Una de las distorsiones culturales que como
indeseada herencias no dejó la economía basada en la explotación del petróleo,
es suponer que el dinero fácil, las divisas en la punta de los dedos (claro,
cuando habían tiempos mejores), son suficiente argumento como para renunciar al
mantenimiento de las cosas.
Lo anterior se tradujo en una extraña manía
por olvidarse totalmente de la responsabilidad que implica mantener una
herramienta, un equipo, una avenida, una plaza, un edificio, una ciudad.
¿Para qué pintar la banca de la placita? Es
preferible que cuando ya no de para más, comprar una nueva. Y listo. ¿Para qué
ocuparnos de alargar la vida útil de las cosas? Ese es la lógica imperante.
Y, vaya vuelta que dio la vida, ahora nos
vemos todos (gobierno y ciudadanía) de frente ante una coyuntura en la que los
criterios de mantenimiento salen del aquel viejo baúl en el que lo arrojamos
hace unas cuantas décadas atrás, y resurgen para ayudarnos a sobrellevar las
condiciones que impone un cuadro económico caracterizado por la imposibilidad
de acceder a los bienes de consumo y a los servicios a los que aspiramos,
incluso aún teniendo los recursos para hacerlo o, peor aún, porque en realidad
ya nuestra capacidad adquisitiva ha ido quedando disuelta como un puñado de sal
bajo un chorro de agua.
Nos toca reencontrarnos, a juro, a la
fuerza, por obligación, con una práctica cultural que es propia de otras
culturas en las que nada se tira a la basura si antes no ha sido aplicado un
esfuerzo racional por arreglarlo.
Algunos autores definen el mantenimiento
como el conjunto de acciones oportunas, continuas y permanentes dirigidas a
prever y asegurar el funcionamiento normal, la eficiencia y la buena apariencia
de sistemas, edificios, equipos y accesorios.

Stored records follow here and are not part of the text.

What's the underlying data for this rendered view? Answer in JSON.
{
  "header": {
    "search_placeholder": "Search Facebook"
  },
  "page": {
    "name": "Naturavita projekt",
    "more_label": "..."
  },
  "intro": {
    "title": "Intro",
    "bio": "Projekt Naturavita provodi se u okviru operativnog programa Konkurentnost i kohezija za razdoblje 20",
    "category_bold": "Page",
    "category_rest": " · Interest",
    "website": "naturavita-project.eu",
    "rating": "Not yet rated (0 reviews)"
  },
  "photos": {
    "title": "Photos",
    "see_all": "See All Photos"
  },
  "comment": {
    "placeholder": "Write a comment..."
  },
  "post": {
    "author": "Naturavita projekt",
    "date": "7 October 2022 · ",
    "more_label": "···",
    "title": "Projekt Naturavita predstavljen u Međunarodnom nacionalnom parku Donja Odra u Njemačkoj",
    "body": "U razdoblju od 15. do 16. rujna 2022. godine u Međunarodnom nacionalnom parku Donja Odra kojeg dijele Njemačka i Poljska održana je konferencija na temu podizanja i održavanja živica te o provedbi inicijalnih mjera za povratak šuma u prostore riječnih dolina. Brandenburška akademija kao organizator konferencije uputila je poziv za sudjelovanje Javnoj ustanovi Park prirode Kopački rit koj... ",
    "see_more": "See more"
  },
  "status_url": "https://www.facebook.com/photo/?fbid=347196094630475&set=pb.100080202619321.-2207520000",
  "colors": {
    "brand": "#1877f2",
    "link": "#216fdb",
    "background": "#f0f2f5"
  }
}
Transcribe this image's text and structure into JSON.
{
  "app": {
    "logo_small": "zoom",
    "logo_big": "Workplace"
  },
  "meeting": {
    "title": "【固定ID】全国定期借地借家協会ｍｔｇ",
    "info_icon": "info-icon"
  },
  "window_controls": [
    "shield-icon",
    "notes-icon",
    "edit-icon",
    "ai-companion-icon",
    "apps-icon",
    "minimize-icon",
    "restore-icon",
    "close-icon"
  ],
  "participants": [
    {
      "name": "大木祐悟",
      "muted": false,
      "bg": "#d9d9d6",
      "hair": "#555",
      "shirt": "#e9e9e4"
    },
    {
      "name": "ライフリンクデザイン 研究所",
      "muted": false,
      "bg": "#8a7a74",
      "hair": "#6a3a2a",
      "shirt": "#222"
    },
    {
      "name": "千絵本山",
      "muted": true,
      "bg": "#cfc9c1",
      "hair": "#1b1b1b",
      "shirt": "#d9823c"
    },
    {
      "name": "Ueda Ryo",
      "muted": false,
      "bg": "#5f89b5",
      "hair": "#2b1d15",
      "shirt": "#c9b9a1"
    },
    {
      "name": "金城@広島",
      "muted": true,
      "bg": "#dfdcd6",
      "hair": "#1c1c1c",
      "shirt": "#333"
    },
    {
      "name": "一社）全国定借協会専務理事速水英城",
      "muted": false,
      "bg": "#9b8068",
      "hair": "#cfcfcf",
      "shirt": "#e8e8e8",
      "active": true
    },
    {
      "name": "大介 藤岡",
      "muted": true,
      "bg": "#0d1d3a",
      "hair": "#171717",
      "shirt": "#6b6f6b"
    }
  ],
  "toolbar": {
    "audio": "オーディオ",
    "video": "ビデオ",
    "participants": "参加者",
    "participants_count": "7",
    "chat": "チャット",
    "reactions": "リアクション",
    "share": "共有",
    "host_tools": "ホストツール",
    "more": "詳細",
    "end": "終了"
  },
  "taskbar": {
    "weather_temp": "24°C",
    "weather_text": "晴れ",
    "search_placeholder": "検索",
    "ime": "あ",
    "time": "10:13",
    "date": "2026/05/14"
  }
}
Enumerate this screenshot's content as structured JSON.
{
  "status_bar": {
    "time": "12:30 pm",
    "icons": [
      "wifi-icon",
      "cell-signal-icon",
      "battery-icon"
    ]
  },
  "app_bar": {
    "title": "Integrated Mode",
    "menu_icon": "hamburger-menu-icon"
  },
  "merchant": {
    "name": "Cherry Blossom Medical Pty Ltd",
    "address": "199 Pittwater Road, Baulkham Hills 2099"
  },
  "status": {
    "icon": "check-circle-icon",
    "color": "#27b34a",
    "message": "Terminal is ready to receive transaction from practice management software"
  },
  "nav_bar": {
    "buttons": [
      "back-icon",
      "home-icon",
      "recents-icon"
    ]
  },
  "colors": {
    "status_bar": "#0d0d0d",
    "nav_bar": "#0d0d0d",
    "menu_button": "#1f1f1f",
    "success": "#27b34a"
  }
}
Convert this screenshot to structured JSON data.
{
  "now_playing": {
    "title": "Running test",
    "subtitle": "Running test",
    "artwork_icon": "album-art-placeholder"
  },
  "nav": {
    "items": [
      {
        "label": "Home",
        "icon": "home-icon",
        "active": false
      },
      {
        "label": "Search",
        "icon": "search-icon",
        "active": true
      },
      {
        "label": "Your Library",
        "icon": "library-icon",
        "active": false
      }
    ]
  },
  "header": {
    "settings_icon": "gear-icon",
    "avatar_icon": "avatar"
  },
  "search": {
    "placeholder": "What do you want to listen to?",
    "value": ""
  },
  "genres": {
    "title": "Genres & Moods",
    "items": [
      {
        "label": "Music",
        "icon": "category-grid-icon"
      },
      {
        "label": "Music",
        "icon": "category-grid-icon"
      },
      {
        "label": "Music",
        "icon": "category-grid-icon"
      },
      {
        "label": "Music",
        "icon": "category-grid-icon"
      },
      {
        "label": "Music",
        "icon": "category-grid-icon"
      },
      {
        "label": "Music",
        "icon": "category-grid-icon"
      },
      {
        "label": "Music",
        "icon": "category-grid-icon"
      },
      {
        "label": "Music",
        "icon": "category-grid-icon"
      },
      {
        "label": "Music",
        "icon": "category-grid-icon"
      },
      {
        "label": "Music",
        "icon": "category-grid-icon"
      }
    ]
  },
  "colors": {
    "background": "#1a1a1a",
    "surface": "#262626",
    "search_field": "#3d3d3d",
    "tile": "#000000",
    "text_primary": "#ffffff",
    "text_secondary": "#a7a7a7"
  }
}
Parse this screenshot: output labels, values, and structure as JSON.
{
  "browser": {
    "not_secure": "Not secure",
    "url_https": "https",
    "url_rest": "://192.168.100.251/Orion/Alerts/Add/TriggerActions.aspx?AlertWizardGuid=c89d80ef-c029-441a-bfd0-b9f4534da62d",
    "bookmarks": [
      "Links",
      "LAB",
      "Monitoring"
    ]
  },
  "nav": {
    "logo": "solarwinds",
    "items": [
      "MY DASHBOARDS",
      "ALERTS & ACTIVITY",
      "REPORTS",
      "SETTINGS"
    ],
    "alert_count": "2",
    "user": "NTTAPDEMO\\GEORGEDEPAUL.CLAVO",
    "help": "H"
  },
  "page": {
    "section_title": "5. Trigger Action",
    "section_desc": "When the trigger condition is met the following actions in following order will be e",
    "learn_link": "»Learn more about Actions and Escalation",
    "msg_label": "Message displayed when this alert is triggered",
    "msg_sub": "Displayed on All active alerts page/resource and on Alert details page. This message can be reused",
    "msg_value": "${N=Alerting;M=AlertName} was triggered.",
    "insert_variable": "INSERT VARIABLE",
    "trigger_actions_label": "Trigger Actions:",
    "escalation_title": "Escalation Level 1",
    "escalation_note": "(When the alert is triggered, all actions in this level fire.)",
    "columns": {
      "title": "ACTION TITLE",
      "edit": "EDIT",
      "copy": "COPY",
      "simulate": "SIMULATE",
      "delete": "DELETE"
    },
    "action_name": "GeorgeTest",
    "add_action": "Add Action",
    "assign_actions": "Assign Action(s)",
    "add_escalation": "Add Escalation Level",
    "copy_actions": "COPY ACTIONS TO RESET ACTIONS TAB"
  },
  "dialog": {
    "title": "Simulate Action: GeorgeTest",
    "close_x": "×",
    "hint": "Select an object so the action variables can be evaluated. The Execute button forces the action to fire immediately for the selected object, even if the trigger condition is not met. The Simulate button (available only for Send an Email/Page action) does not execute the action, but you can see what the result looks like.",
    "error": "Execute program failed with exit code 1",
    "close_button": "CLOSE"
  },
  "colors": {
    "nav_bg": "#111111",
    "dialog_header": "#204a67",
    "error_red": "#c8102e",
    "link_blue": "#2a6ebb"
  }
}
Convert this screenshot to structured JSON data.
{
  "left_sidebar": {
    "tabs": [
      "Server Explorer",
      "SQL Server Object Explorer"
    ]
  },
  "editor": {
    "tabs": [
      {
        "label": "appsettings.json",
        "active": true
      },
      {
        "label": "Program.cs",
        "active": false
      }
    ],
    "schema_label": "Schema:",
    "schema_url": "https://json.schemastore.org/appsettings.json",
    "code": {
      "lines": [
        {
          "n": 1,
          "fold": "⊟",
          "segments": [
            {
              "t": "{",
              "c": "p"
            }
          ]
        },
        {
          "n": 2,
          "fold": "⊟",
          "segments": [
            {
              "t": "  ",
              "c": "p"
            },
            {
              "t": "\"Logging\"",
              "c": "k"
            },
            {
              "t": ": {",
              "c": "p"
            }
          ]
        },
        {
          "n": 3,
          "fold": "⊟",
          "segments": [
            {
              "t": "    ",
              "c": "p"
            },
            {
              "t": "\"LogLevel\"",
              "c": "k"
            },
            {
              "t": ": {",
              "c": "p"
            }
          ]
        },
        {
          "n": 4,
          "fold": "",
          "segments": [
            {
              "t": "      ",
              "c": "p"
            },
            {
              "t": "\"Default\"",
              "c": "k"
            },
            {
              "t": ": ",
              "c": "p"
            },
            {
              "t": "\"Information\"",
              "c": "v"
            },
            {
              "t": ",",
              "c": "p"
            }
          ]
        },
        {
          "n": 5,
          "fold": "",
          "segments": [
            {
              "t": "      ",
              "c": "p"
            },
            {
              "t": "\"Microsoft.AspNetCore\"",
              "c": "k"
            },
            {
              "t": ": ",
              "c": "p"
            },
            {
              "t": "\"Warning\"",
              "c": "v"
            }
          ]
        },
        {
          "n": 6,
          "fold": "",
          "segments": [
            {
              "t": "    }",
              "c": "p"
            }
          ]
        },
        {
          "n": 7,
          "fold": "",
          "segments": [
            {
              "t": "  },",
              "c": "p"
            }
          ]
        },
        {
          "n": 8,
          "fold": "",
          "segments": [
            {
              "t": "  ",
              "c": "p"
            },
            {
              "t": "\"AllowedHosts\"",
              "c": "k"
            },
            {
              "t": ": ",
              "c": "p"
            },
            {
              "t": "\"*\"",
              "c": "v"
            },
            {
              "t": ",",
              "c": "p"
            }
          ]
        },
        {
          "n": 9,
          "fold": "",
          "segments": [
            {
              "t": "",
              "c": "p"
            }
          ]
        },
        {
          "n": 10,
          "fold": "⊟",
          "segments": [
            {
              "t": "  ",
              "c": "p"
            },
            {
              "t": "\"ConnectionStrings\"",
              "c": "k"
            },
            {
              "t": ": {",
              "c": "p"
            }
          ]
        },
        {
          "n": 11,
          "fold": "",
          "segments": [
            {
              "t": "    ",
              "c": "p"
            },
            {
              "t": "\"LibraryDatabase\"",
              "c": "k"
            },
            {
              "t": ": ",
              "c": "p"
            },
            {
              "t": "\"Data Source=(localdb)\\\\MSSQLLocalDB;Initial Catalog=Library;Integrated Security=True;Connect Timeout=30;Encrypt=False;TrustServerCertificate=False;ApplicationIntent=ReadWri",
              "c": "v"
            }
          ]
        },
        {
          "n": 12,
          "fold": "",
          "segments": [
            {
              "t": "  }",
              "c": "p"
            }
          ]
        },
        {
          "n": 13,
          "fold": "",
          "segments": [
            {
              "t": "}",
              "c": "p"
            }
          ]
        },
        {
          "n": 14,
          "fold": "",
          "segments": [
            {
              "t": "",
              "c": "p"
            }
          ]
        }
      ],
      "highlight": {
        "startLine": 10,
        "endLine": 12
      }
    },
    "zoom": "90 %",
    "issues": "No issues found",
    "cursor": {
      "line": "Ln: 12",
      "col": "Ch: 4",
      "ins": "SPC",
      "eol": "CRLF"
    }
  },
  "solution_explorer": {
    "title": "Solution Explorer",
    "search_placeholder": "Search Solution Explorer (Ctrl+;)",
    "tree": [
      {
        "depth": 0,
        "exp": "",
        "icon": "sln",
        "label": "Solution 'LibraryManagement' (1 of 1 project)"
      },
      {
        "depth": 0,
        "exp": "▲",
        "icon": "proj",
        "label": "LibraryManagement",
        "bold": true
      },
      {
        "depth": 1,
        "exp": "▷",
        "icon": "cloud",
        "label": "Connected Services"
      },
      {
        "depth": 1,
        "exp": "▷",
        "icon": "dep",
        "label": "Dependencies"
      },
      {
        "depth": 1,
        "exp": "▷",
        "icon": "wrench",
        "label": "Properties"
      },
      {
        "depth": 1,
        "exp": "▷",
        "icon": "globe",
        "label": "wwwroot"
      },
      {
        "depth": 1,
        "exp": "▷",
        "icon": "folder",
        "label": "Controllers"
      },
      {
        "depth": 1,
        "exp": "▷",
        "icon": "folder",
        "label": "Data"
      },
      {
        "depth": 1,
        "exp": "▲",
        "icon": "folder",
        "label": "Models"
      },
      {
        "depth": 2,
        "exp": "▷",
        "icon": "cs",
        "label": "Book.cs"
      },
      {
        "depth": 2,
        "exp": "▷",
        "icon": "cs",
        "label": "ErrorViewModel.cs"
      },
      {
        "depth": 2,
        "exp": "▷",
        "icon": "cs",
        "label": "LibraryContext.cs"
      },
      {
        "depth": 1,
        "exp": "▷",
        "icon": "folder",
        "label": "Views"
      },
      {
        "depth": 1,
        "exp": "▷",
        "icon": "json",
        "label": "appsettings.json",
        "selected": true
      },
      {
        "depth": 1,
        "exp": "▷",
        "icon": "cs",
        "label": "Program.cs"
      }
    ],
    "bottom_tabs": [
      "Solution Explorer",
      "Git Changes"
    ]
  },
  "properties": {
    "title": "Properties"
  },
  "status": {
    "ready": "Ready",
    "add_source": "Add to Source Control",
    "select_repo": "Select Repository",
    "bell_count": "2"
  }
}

Lo anterior implica que para poder
garantizar la disponibilidad operacional de sistemas, edificios, instalaciones,
equipos y accesorios, el mantenimiento debe ser ejecutado de manera continua y
permanente a través de planes que contengan fines, metas y objetivos precisos y
claramente definidos.
Por supuesto que al leer esa teoría sobre
el mantenimiento y sus implicaciones, no podemos sino tragar algo grueso ya que
en el fondo sabemos que las últimas décadas (en la cuarta y en la quinta, para
ser más claros) la esencia en el accionar público y en muchos casos privado es
el de no aplicar en lo absoluto planes para la prolongación de la vida útil de
todo aquello que nos rodea.
Ya en anteriores columnas hemos hablado de
nuestra práctica hacia el operativo, que en realidad es una forma un tanto
informal de atender un asunto que habría requerido, antes de ese operativo, un
mantenimiento continuo.
De allí que cuando salimos a hacer un
operativo de limpieza es porque la basura ya no nos deja respirar. Y no nos
deja respirar porque no la recogemos en la frecuencia y forma que es debido. Y
no se recoge en la frecuencia y forma que es debido porque el problema del aseo
urbano y la recolección y disposición final tiene al menos 30 años de fracasos
institucionales en el caso de Mérida.
Seamos sinceros: no estamos acostumbrados a
arreglar el par de zapatos sino a tirarlo porque tiene una raya en la punta que
muy bien podría quitarse con algo de pintura.
Ahora las circunstancias a nuestro
alrededor están cambiando dramáticamente. En medio de lo malo, de las
carencias, del terrible drama de la caída de la calidad de vida para muchos,
aprenderemos a valorar lo poco o mucho que tenemos o que teníamos.